La lluvia en Sevilla

Sevilla al volante

Propongamos a la Unesco nuestro aparcamiento en segunda fila como Patrimonio Inmaterial de la Humanidad

Si se estilara como antaño lo de nombrar santas patronas, inaugurar advocaciones y otras formas de acogerse a lo sagrado, propondría –bajando a tierra una mijita los conceptos de la dormición o el buen viaje– a Nuestra Señora del Tránsito, o me haría saetera oficial de la Calzada Congestionada. No tengo automóvil pero sí ojos en la cara, y también soy usuaria de la vía, no menos principal que los conductores por ir a pie, en bici o de paquete, cual Virgen de Valme. No padezco los modales hispalenses al volante tan activamente como quienes tienen que tomar cada día el coche para trabajar, pero no por ello deja de afectarme el estado del tráfico. Cuando vine a vivir a Sevilla, hace casi un cuarto de siglo, me sorprendía sobremanera una expresión que escuchaba en la radio: “Retenciones en el nudo de la Gota de Leche”. No entendía nada. Aquello me sonaba a grumo, no sé, a calostro más propio de la gran ubre que de la gran urbe. Al tiempo comprendí: también esta ciudad es una porción de habitantes rodeada de coches por todas partes.
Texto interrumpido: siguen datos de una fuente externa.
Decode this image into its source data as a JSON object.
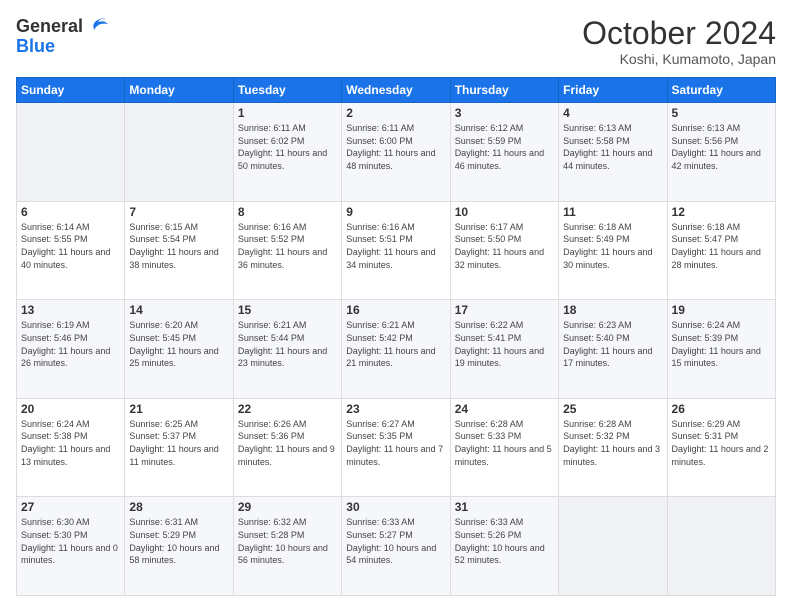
{
  "header": {
    "logo_line1": "General",
    "logo_line2": "Blue",
    "month_title": "October 2024",
    "location": "Koshi, Kumamoto, Japan"
  },
  "days_of_week": [
    "Sunday",
    "Monday",
    "Tuesday",
    "Wednesday",
    "Thursday",
    "Friday",
    "Saturday"
  ],
  "weeks": [
    [
      {
        "day": "",
        "content": ""
      },
      {
        "day": "",
        "content": ""
      },
      {
        "day": "1",
        "content": "Sunrise: 6:11 AM\nSunset: 6:02 PM\nDaylight: 11 hours and 50 minutes."
      },
      {
        "day": "2",
        "content": "Sunrise: 6:11 AM\nSunset: 6:00 PM\nDaylight: 11 hours and 48 minutes."
      },
      {
        "day": "3",
        "content": "Sunrise: 6:12 AM\nSunset: 5:59 PM\nDaylight: 11 hours and 46 minutes."
      },
      {
        "day": "4",
        "content": "Sunrise: 6:13 AM\nSunset: 5:58 PM\nDaylight: 11 hours and 44 minutes."
      },
      {
        "day": "5",
        "content": "Sunrise: 6:13 AM\nSunset: 5:56 PM\nDaylight: 11 hours and 42 minutes."
      }
    ],
    [
      {
        "day": "6",
        "content": "Sunrise: 6:14 AM\nSunset: 5:55 PM\nDaylight: 11 hours and 40 minutes."
      },
      {
        "day": "7",
        "content": "Sunrise: 6:15 AM\nSunset: 5:54 PM\nDaylight: 11 hours and 38 minutes."
      },
      {
        "day": "8",
        "content": "Sunrise: 6:16 AM\nSunset: 5:52 PM\nDaylight: 11 hours and 36 minutes."
      },
      {
        "day": "9",
        "content": "Sunrise: 6:16 AM\nSunset: 5:51 PM\nDaylight: 11 hours and 34 minutes."
      },
      {
        "day": "10",
        "content": "Sunrise: 6:17 AM\nSunset: 5:50 PM\nDaylight: 11 hours and 32 minutes."
      },
      {
        "day": "11",
        "content": "Sunrise: 6:18 AM\nSunset: 5:49 PM\nDaylight: 11 hours and 30 minutes."
      },
      {
        "day": "12",
        "content": "Sunrise: 6:18 AM\nSunset: 5:47 PM\nDaylight: 11 hours and 28 minutes."
      }
    ],
    [
      {
        "day": "13",
        "content": "Sunrise: 6:19 AM\nSunset: 5:46 PM\nDaylight: 11 hours and 26 minutes."
      },
      {
        "day": "14",
        "content": "Sunrise: 6:20 AM\nSunset: 5:45 PM\nDaylight: 11 hours and 25 minutes."
      },
      {
        "day": "15",
        "content": "Sunrise: 6:21 AM\nSunset: 5:44 PM\nDaylight: 11 hours and 23 minutes."
      },
      {
        "day": "16",
        "content": "Sunrise: 6:21 AM\nSunset: 5:42 PM\nDaylight: 11 hours and 21 minutes."
      },
      {
        "day": "17",
        "content": "Sunrise: 6:22 AM\nSunset: 5:41 PM\nDaylight: 11 hours and 19 minutes."
      },
      {
        "day": "18",
        "content": "Sunrise: 6:23 AM\nSunset: 5:40 PM\nDaylight: 11 hours and 17 minutes."
      },
      {
        "day": "19",
        "content": "Sunrise: 6:24 AM\nSunset: 5:39 PM\nDaylight: 11 hours and 15 minutes."
      }
    ],
    [
      {
        "day": "20",
        "content": "Sunrise: 6:24 AM\nSunset: 5:38 PM\nDaylight: 11 hours and 13 minutes."
      },
      {
        "day": "21",
        "content": "Sunrise: 6:25 AM\nSunset: 5:37 PM\nDaylight: 11 hours and 11 minutes."
      },
      {
        "day": "22",
        "content": "Sunrise: 6:26 AM\nSunset: 5:36 PM\nDaylight: 11 hours and 9 minutes."
      },
      {
        "day": "23",
        "content": "Sunrise: 6:27 AM\nSunset: 5:35 PM\nDaylight: 11 hours and 7 minutes."
      },
      {
        "day": "24",
        "content": "Sunrise: 6:28 AM\nSunset: 5:33 PM\nDaylight: 11 hours and 5 minutes."
      },
      {
        "day": "25",
        "content": "Sunrise: 6:28 AM\nSunset: 5:32 PM\nDaylight: 11 hours and 3 minutes."
      },
      {
        "day": "26",
        "content": "Sunrise: 6:29 AM\nSunset: 5:31 PM\nDaylight: 11 hours and 2 minutes."
      }
    ],
    [
      {
        "day": "27",
        "content": "Sunrise: 6:30 AM\nSunset: 5:30 PM\nDaylight: 11 hours and 0 minutes."
      },
      {
        "day": "28",
        "content": "Sunrise: 6:31 AM\nSunset: 5:29 PM\nDaylight: 10 hours and 58 minutes."
      },
      {
        "day": "29",
        "content": "Sunrise: 6:32 AM\nSunset: 5:28 PM\nDaylight: 10 hours and 56 minutes."
      },
      {
        "day": "30",
        "content": "Sunrise: 6:33 AM\nSunset: 5:27 PM\nDaylight: 10 hours and 54 minutes."
      },
      {
        "day": "31",
        "content": "Sunrise: 6:33 AM\nSunset: 5:26 PM\nDaylight: 10 hours and 52 minutes."
      },
      {
        "day": "",
        "content": ""
      },
      {
        "day": "",
        "content": ""
      }
    ]
  ]
}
Miro las imágenes de Sevilla grabadas por Juan Sebastián Bollaín en los 70. La ciudad ha perdido demasiadas cosas desde entonces, pero también hemos ganado parte de ella a los autos, que habían convertido plazas históricas como El Salvador o la de San Francisco en puñeteros parkings. Normal que unas de las figuras más singulares del paisanaje urbano hayan sido los gorrillas y sus inequívocos gestos, carrerillas y advertencias solapadas. A quienes se recrean en lo metasevillano, en la inauguración perpetua de “lo nuestro”, les diré que pocas cosas hay más de aquí que aparcar en segunda fila; no sé por qué no lo proponemos a la Unesco como patrimonio inmaterial.

No me detendré hoy en el amplio margen de mejora (qué eufemismo) de la organización del tráfico, o en preguntarme por qué los pasos de cebra ahora los dibujan sólo en sus extremos. Vengo a cuestionar nuestra manera de estar al volante. Conozco ciudades con conductores más cafres –Nápoles, Marrakech y otros pastos de caóticas motillos–, pero Sevilla no es precisamente un mar automovilístico en calma. Hay algo realmente malaje en quienes asedian al muchacho que va de prácticas en el coche de la autoescuela, hay algo chulesco y prepotente en tantos como conducen cambiándose de carril para colarse en el hueco de seguridad que deja otro más prudente, hay continuas reyertas verbales, tirones, insultos y embestidas, gente que pita sin parar hasta en domingo. Quienes vienen en coche desde el pueblo se echan a temblar. “¡Inútil!”, grita el conductor del autobús a una conductora a la que se le ha calado el coche y trata de arrancar. “¡So inútil!”, se suman en coro varios pasajeros. Dónde irá toda esta gente, tan listísima y hábil, con tanta prisa.